On a rainy day in spring 2014, I visited the Nantes School of Architecture designed by Lacaton & Vassal Architects. Opened in 2009, it was the result of a competition held in 2002 to replace the original school from the early 1970s, which had become too small to house the expanded study program and the growing number of students. The Nantes School of Architecture is one of about twenty Écoles Nationales Supérieures d’Architecture in France, and houses about one thousand students. I had heard a lot about this project and seen many images, but I had difficulty imagining its spaces and wanted to see it for myself. It is located on the Île de Nantes, the former harbor area of this busy and wealthy city in northwest France. It is close to the old city center. Its neighborhood features the mixture of offices, housing, cultural venues, and vacant lots typical of gentrified waterfront areas, with their aura of both factory ruin and construction site.

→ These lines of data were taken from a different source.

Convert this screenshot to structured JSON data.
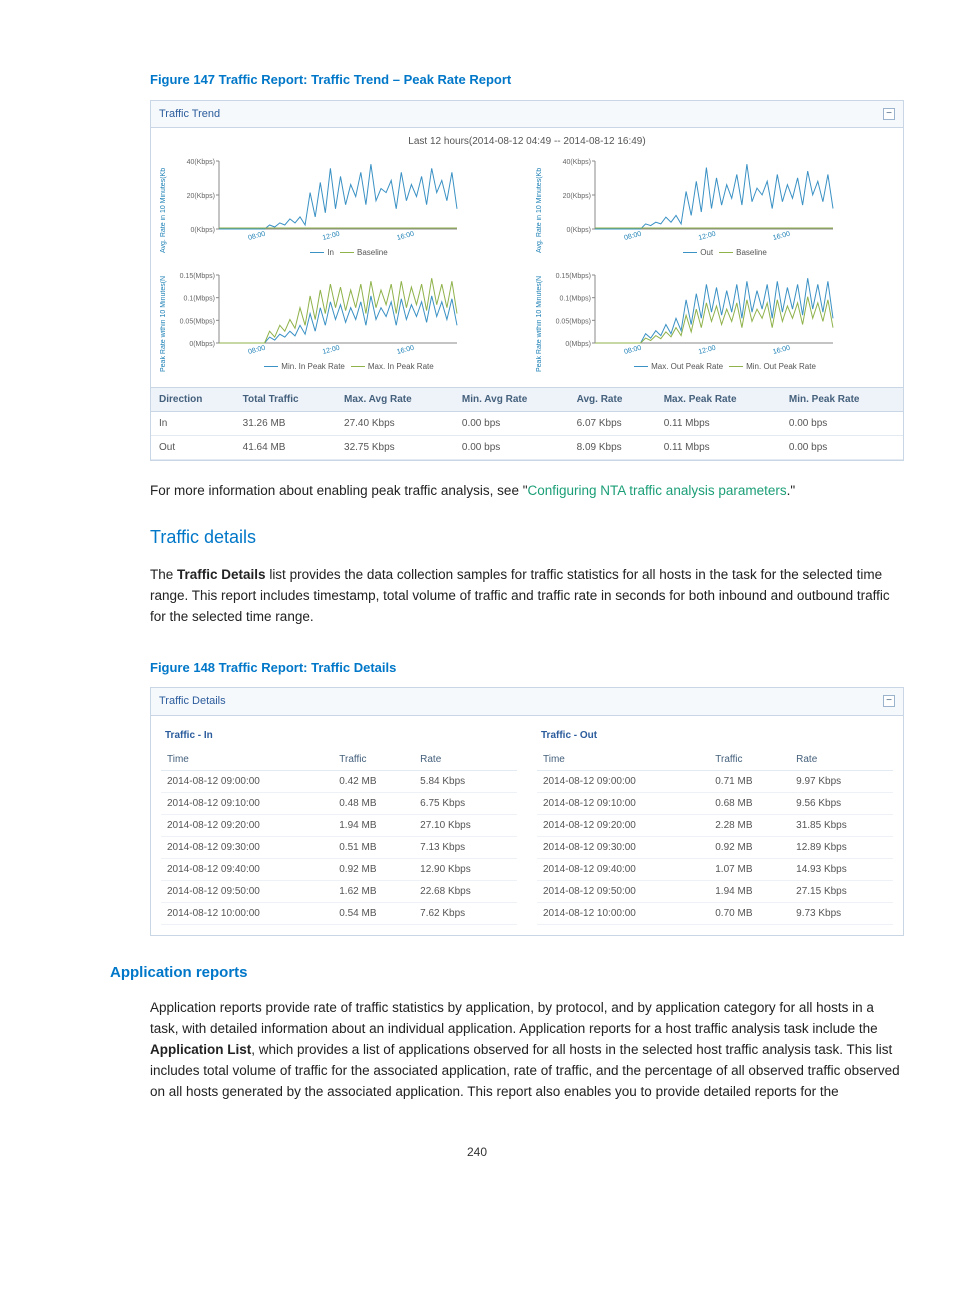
{
  "figure147": {
    "caption": "Figure 147 Traffic Report: Traffic Trend – Peak Rate Report",
    "panel_title": "Traffic Trend",
    "subtitle": "Last 12 hours(2014-08-12 04:49 -- 2014-08-12 16:49)",
    "charts": [
      {
        "y_label": "Avg. Rate in 10 Minutes(Kb",
        "y_ticks": [
          "40(Kbps)",
          "20(Kbps)",
          "0(Kbps)"
        ],
        "x_ticks": [
          "08:00",
          "12:00",
          "16:00"
        ],
        "legend": [
          {
            "color": "#3a91c4",
            "label": "In"
          },
          {
            "color": "#8fb24a",
            "label": "Baseline"
          }
        ],
        "series_color": "#3a91c4",
        "baseline_color": "#8fb24a",
        "values": [
          0,
          0,
          0,
          0,
          0,
          0,
          0,
          0,
          0,
          0,
          2,
          1,
          3,
          2,
          5,
          3,
          6,
          2,
          18,
          6,
          23,
          8,
          30,
          10,
          26,
          12,
          22,
          16,
          28,
          12,
          32,
          14,
          20,
          18,
          24,
          10,
          28,
          14,
          22,
          16,
          26,
          12,
          30,
          18,
          24,
          14,
          28,
          10
        ]
      },
      {
        "y_label": "Avg. Rate in 10 Minutes(Kb",
        "y_ticks": [
          "40(Kbps)",
          "20(Kbps)",
          "0(Kbps)"
        ],
        "x_ticks": [
          "08:00",
          "12:00",
          "16:00"
        ],
        "legend": [
          {
            "color": "#3a91c4",
            "label": "Out"
          },
          {
            "color": "#8fb24a",
            "label": "Baseline"
          }
        ],
        "series_color": "#3a91c4",
        "baseline_color": "#8fb24a",
        "values": [
          0,
          0,
          0,
          0,
          0,
          0,
          0,
          0,
          0,
          0,
          3,
          2,
          4,
          3,
          7,
          4,
          8,
          3,
          22,
          8,
          28,
          10,
          36,
          12,
          30,
          14,
          26,
          18,
          32,
          14,
          38,
          16,
          24,
          20,
          28,
          12,
          32,
          16,
          26,
          18,
          30,
          14,
          34,
          20,
          28,
          16,
          32,
          12
        ]
      },
      {
        "y_label": "Peak Rate within 10 Minutes(N",
        "y_ticks": [
          "0.15(Mbps)",
          "0.1(Mbps)",
          "0.05(Mbps)",
          "0(Mbps)"
        ],
        "x_ticks": [
          "08:00",
          "12:00",
          "16:00"
        ],
        "legend": [
          {
            "color": "#3a91c4",
            "label": "Min. In Peak Rate"
          },
          {
            "color": "#8fb24a",
            "label": "Max. In Peak Rate"
          }
        ],
        "series_color": "#3a91c4",
        "series2_color": "#8fb24a",
        "values": [
          0,
          0,
          0,
          0,
          0,
          0,
          0,
          0,
          0,
          0,
          0.01,
          0.005,
          0.015,
          0.01,
          0.02,
          0.012,
          0.03,
          0.015,
          0.05,
          0.02,
          0.06,
          0.03,
          0.07,
          0.04,
          0.065,
          0.035,
          0.06,
          0.04,
          0.07,
          0.03,
          0.08,
          0.04,
          0.06,
          0.045,
          0.07,
          0.03,
          0.075,
          0.04,
          0.065,
          0.045,
          0.07,
          0.035,
          0.08,
          0.045,
          0.07,
          0.04,
          0.075,
          0.03
        ],
        "values2": [
          0,
          0,
          0,
          0,
          0,
          0,
          0,
          0,
          0,
          0,
          0.02,
          0.01,
          0.03,
          0.02,
          0.04,
          0.025,
          0.06,
          0.03,
          0.08,
          0.04,
          0.09,
          0.05,
          0.1,
          0.06,
          0.095,
          0.055,
          0.09,
          0.06,
          0.1,
          0.05,
          0.105,
          0.06,
          0.09,
          0.065,
          0.1,
          0.05,
          0.105,
          0.06,
          0.095,
          0.065,
          0.1,
          0.055,
          0.11,
          0.065,
          0.1,
          0.06,
          0.105,
          0.05
        ]
      },
      {
        "y_label": "Peak Rate within 10 Minutes(N",
        "y_ticks": [
          "0.15(Mbps)",
          "0.1(Mbps)",
          "0.05(Mbps)",
          "0(Mbps)"
        ],
        "x_ticks": [
          "08:00",
          "12:00",
          "16:00"
        ],
        "legend": [
          {
            "color": "#3a91c4",
            "label": "Max. Out Peak Rate"
          },
          {
            "color": "#8fb24a",
            "label": "Min. Out Peak Rate"
          }
        ],
        "series_color": "#3a91c4",
        "series2_color": "#8fb24a",
        "values": [
          0,
          0,
          0,
          0,
          0,
          0,
          0,
          0,
          0,
          0,
          0.015,
          0.008,
          0.02,
          0.012,
          0.03,
          0.015,
          0.04,
          0.02,
          0.07,
          0.03,
          0.08,
          0.04,
          0.095,
          0.05,
          0.09,
          0.045,
          0.085,
          0.05,
          0.095,
          0.04,
          0.1,
          0.05,
          0.085,
          0.055,
          0.095,
          0.04,
          0.1,
          0.05,
          0.09,
          0.055,
          0.095,
          0.045,
          0.105,
          0.055,
          0.095,
          0.05,
          0.1,
          0.04
        ],
        "values2": [
          0,
          0,
          0,
          0,
          0,
          0,
          0,
          0,
          0,
          0,
          0.008,
          0.004,
          0.012,
          0.007,
          0.018,
          0.01,
          0.025,
          0.012,
          0.045,
          0.018,
          0.055,
          0.025,
          0.065,
          0.035,
          0.06,
          0.03,
          0.055,
          0.035,
          0.065,
          0.025,
          0.07,
          0.035,
          0.055,
          0.04,
          0.065,
          0.025,
          0.07,
          0.035,
          0.06,
          0.04,
          0.065,
          0.03,
          0.075,
          0.04,
          0.065,
          0.035,
          0.07,
          0.025
        ]
      }
    ],
    "summary_headers": [
      "Direction",
      "Total Traffic",
      "Max. Avg Rate",
      "Min. Avg Rate",
      "Avg. Rate",
      "Max. Peak Rate",
      "Min. Peak Rate"
    ],
    "summary_rows": [
      [
        "In",
        "31.26 MB",
        "27.40 Kbps",
        "0.00 bps",
        "6.07 Kbps",
        "0.11 Mbps",
        "0.00 bps"
      ],
      [
        "Out",
        "41.64 MB",
        "32.75 Kbps",
        "0.00 bps",
        "8.09 Kbps",
        "0.11 Mbps",
        "0.00 bps"
      ]
    ]
  },
  "para1_pre": "For more information about enabling peak traffic analysis, see \"",
  "para1_link": "Configuring NTA traffic analysis parameters",
  "para1_post": ".\"",
  "h2_traffic_details": "Traffic details",
  "para2": "The Traffic Details list provides the data collection samples for traffic statistics for all hosts in the task for the selected time range. This report includes timestamp, total volume of traffic and traffic rate in seconds for both inbound and outbound traffic for the selected time range.",
  "para2_bold": "Traffic Details",
  "figure148": {
    "caption": "Figure 148 Traffic Report: Traffic Details",
    "panel_title": "Traffic Details",
    "col_in_title": "Traffic - In",
    "col_out_title": "Traffic - Out",
    "headers": [
      "Time",
      "Traffic",
      "Rate"
    ],
    "rows_in": [
      [
        "2014-08-12 09:00:00",
        "0.42 MB",
        "5.84 Kbps"
      ],
      [
        "2014-08-12 09:10:00",
        "0.48 MB",
        "6.75 Kbps"
      ],
      [
        "2014-08-12 09:20:00",
        "1.94 MB",
        "27.10 Kbps"
      ],
      [
        "2014-08-12 09:30:00",
        "0.51 MB",
        "7.13 Kbps"
      ],
      [
        "2014-08-12 09:40:00",
        "0.92 MB",
        "12.90 Kbps"
      ],
      [
        "2014-08-12 09:50:00",
        "1.62 MB",
        "22.68 Kbps"
      ],
      [
        "2014-08-12 10:00:00",
        "0.54 MB",
        "7.62 Kbps"
      ]
    ],
    "rows_out": [
      [
        "2014-08-12 09:00:00",
        "0.71 MB",
        "9.97 Kbps"
      ],
      [
        "2014-08-12 09:10:00",
        "0.68 MB",
        "9.56 Kbps"
      ],
      [
        "2014-08-12 09:20:00",
        "2.28 MB",
        "31.85 Kbps"
      ],
      [
        "2014-08-12 09:30:00",
        "0.92 MB",
        "12.89 Kbps"
      ],
      [
        "2014-08-12 09:40:00",
        "1.07 MB",
        "14.93 Kbps"
      ],
      [
        "2014-08-12 09:50:00",
        "1.94 MB",
        "27.15 Kbps"
      ],
      [
        "2014-08-12 10:00:00",
        "0.70 MB",
        "9.73 Kbps"
      ]
    ]
  },
  "h3_app_reports": "Application reports",
  "para3": "Application reports provide rate of traffic statistics by application, by protocol, and by application category for all hosts in a task, with detailed information about an individual application. Application reports for a host traffic analysis task include the Application List, which provides a list of applications observed for all hosts in the selected host traffic analysis task. This list includes total volume of traffic for the associated application, rate of traffic, and the percentage of all observed traffic observed on all hosts generated by the associated application. This report also enables you to provide detailed reports for the",
  "para3_bold": "Application List",
  "page_number": "240"
}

As I approached the building, I was struck by the way it relates to the ground. The asphalt from the street seemed to continue seamlessly into the entry hall. And in fact there is no underground construction—the reinforced concrete grid sits directly on the ground. Heading towards the entrance, I passed by a ramp which gently leads to the upper decks and which can be used by pedestrians and bicycles, but also cars and trucks. The motif of traffic animates the entire space of the school. Circulation literally seems to be running through the various floors. Instead of planning a separate parking lot at a distance, or hiding it underground, the architects intertwined parking, teaching, learning, and administration. By declining to build a cellar, an attic, and a subterranean parking lot, the architects put all the features of a school’s life on the table. The way of working is part of the work, so to speak.

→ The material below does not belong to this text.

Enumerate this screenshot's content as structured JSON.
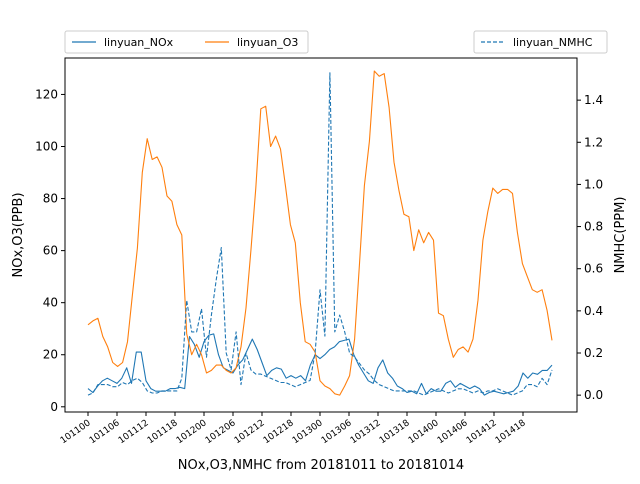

As I went up the ramp I had the impression of entering the school through the back door. I immediately became sympathetic to the building. Instead of being dwarfed and intimidated by a monumental entrance structure, as with many institutions of higher education, I felt like an insider, like someone who knew the shortcuts, who was familiar with the place and was free to approach its entrance via the garage. Almost like entering a private flat where bicycles and kids' rubber boots clog the entrance, I was part of a non-ceremonial transitional area between outside and inside, public and private, a common zone where students and teachers, administrators, and passersby meet.

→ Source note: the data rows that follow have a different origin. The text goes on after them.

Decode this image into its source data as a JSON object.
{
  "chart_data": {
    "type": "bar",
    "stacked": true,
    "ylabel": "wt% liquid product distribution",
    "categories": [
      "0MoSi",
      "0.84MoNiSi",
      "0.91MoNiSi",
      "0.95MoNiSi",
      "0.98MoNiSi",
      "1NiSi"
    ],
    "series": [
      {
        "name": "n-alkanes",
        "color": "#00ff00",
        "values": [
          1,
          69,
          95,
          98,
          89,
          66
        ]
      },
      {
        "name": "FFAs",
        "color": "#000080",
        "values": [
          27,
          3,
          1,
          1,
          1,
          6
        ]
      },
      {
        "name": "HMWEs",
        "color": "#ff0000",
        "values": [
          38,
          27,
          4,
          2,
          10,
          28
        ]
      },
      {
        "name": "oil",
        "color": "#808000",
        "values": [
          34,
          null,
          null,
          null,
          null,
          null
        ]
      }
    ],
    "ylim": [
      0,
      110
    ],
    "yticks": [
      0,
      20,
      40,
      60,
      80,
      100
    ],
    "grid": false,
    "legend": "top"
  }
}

I found it easy to navigate the building and orient myself. Unlike most universities—for instance, my own in Zürich—where a Kafkaesque labyrinth of corridors absorbs one’s energy, I never felt lost. Connections were simple, and some spaces, such as the main lecture hall, could be perceived from various parts of the building because their volumes intersected with the other spaces in the school. Mostly, I experienced my visit as an aesthetic pleasure, as a promenade architectural—an itinerary full of surprising vistas and spatial events. The rather narrow entrance area, with its dark floor and slightly somber atmosphere, opened up in a spectacular fashion to a very generous two-story mezzanine, which serves as an exhibition space and links the class areas to the library and the administrative offices. The architects work with contrasts of dark and light-filled zones, narrow and wide spaces, low and high ceilings, ramps, and stairs. There are many spectacular views, for instance towards the very large workshops which connect directly to the street so that cars and trucks can enter.